I'm torn when it comes to public schools. In a lot of ways, I don't believe in them. I had a pretty crappy public schooling experience and had to fight my way out with my brains and sanity more or less intact. I know I'm not the only one. The simple tests they give people of various ages tell me that public education is not doing the job it would hope to do, nationwide. But the transition between that and another system would be pretty darn shaky.

The biggest problem I see is that a lot of people do not care about their kids' education, that they leave it to professionals and don't get involved. If you have a curriculum centered on fact-memorization, an involved parent can give a kid context at home. If you're getting a lot of interpretations in the classroom, an involved parent can ground them in fact or challenge their orthodoxies. Involved parents can challenge systemic injustices or remove their kids from bad situations, can overcome pretty nearly any bad curriculum. But no amount of educational reform in the world can involve people in their kids' education if they don't think it's up to them.

When some guy writes into the Merc and says that larger class sizes are fine with him, I sigh. The budget does need help somewhere. That may end up being where. But "it was good enough for me to have 55 kids in my class!" is not a very persuasive argument for me. If nothing else, what's good enough for this fella is quite probably not good enough for my future kids.

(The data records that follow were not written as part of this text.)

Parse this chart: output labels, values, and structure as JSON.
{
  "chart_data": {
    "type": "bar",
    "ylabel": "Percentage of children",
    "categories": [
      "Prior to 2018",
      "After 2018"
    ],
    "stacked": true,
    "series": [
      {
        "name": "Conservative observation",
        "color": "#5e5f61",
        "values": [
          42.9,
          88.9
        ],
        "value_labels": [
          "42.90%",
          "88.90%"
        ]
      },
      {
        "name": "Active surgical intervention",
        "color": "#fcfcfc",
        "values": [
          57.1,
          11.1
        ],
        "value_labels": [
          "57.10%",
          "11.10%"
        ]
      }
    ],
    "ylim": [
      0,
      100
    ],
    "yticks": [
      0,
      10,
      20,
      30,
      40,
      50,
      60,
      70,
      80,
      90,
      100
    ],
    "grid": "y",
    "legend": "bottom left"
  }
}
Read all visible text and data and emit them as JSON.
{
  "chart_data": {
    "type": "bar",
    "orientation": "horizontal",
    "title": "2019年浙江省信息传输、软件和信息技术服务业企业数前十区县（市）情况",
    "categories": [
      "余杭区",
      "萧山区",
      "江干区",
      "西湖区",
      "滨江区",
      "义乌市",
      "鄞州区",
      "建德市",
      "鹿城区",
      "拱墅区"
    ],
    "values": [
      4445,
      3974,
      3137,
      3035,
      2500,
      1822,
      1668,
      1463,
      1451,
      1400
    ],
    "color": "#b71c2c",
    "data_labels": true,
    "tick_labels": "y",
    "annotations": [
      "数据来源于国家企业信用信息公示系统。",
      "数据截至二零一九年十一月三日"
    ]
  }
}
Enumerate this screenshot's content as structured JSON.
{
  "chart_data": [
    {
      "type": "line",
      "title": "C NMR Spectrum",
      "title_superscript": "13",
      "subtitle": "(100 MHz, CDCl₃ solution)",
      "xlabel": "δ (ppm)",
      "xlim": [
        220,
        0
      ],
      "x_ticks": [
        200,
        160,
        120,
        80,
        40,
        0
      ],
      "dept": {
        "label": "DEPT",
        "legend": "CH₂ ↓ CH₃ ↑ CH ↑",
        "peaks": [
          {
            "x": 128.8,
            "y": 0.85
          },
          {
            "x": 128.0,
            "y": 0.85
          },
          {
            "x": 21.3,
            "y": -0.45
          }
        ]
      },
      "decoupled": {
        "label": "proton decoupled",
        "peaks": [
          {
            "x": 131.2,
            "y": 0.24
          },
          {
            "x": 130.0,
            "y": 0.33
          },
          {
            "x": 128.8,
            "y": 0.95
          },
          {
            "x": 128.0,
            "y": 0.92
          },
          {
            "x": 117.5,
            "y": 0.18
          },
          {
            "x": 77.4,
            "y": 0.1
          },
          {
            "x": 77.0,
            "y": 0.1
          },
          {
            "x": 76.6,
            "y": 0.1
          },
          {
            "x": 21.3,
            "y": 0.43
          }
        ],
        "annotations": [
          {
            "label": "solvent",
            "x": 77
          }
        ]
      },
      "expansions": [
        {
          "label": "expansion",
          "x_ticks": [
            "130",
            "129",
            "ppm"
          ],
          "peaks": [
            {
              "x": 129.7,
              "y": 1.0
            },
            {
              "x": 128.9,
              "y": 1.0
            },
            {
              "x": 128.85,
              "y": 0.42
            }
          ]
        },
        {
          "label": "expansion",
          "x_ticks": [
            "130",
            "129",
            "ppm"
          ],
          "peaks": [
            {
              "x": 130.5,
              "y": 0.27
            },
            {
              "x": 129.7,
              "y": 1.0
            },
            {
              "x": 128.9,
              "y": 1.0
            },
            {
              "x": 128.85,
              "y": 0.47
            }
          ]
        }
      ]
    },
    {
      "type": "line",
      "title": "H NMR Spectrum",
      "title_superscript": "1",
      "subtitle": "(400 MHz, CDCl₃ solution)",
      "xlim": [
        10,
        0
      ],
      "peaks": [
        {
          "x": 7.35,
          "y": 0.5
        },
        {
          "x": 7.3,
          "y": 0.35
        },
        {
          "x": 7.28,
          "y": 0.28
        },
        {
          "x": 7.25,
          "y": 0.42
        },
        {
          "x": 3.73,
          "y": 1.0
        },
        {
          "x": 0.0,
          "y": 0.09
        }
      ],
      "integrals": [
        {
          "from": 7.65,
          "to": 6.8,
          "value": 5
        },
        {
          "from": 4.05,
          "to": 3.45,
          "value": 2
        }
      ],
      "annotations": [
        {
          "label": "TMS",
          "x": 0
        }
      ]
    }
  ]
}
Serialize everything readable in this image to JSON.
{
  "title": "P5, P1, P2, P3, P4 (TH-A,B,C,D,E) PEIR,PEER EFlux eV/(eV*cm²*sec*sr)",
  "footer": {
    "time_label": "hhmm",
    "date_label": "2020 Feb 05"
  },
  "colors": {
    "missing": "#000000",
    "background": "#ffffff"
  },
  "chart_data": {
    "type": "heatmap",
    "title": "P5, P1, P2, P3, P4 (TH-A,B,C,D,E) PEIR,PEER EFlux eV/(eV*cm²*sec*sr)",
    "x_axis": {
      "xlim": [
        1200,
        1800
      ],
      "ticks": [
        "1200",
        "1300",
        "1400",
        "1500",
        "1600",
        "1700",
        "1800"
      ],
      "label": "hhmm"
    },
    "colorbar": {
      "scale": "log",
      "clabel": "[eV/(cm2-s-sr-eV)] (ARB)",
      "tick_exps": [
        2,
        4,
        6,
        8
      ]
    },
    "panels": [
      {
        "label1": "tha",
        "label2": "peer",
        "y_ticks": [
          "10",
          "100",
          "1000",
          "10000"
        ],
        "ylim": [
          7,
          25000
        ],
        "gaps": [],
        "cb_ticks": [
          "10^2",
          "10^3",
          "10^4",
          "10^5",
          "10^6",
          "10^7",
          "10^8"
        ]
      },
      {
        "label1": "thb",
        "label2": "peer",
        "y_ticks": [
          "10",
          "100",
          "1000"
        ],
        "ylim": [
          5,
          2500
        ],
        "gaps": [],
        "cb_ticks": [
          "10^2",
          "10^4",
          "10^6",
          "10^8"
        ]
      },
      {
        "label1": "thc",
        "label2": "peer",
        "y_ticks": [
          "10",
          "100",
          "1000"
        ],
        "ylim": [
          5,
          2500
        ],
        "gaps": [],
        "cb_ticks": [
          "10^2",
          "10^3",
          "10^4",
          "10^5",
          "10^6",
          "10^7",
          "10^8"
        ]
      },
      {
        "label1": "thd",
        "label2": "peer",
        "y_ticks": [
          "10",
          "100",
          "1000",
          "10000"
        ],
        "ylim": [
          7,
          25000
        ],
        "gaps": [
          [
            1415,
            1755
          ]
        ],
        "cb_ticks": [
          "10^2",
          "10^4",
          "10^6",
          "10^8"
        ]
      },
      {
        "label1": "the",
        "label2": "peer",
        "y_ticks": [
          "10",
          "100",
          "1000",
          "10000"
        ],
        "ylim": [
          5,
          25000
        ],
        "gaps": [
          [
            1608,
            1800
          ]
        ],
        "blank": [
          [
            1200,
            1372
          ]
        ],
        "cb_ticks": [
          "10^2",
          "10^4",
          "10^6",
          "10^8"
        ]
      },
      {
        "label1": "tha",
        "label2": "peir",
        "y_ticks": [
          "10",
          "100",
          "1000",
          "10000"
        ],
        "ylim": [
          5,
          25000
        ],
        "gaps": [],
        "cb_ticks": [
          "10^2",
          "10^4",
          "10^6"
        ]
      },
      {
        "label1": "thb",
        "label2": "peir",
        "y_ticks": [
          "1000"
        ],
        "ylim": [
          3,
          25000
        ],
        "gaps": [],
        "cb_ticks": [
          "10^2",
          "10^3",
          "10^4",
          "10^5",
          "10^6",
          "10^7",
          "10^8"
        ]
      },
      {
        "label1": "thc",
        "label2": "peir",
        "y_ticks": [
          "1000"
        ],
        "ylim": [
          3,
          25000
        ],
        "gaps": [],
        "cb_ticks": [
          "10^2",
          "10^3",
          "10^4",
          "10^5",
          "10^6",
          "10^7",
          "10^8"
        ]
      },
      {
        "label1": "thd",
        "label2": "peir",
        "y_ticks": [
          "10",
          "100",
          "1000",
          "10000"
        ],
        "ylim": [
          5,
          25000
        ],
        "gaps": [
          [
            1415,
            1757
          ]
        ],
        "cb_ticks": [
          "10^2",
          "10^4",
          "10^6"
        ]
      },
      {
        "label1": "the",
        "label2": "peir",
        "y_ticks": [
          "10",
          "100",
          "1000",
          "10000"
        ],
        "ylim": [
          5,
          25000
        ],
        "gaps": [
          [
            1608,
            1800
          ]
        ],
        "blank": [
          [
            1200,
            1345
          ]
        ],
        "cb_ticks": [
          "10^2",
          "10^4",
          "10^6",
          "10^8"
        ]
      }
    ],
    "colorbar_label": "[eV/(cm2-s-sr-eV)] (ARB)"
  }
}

To say nothing of their Mormor's future grandkids.

I wish I could say, "They won't go to school in California anyway, so I don't have to worry about it." They won't, but the Upper Midwest is not exempt from budget crunches, either. Sigh.

I think what I really want to say is that a lot of people keep an eye on how something will affect a group average, and I agree that that's important. But there are enough people doing that and not really enough asking whether a given action will put limits on the best we can expect from what we're doing, whether it's public education or something else entirely. That's an important question, too.

And to bring all this full circle to the X-Men, I'm not all that impressed with Charles Xavier's school, honestly. It seems like exploration of mutant powers and their limits should be pretty high on the list, but I kept coming up with better ways they could use their powers. Educational Reform for Mutants Now. Isn't that something we could all get behind?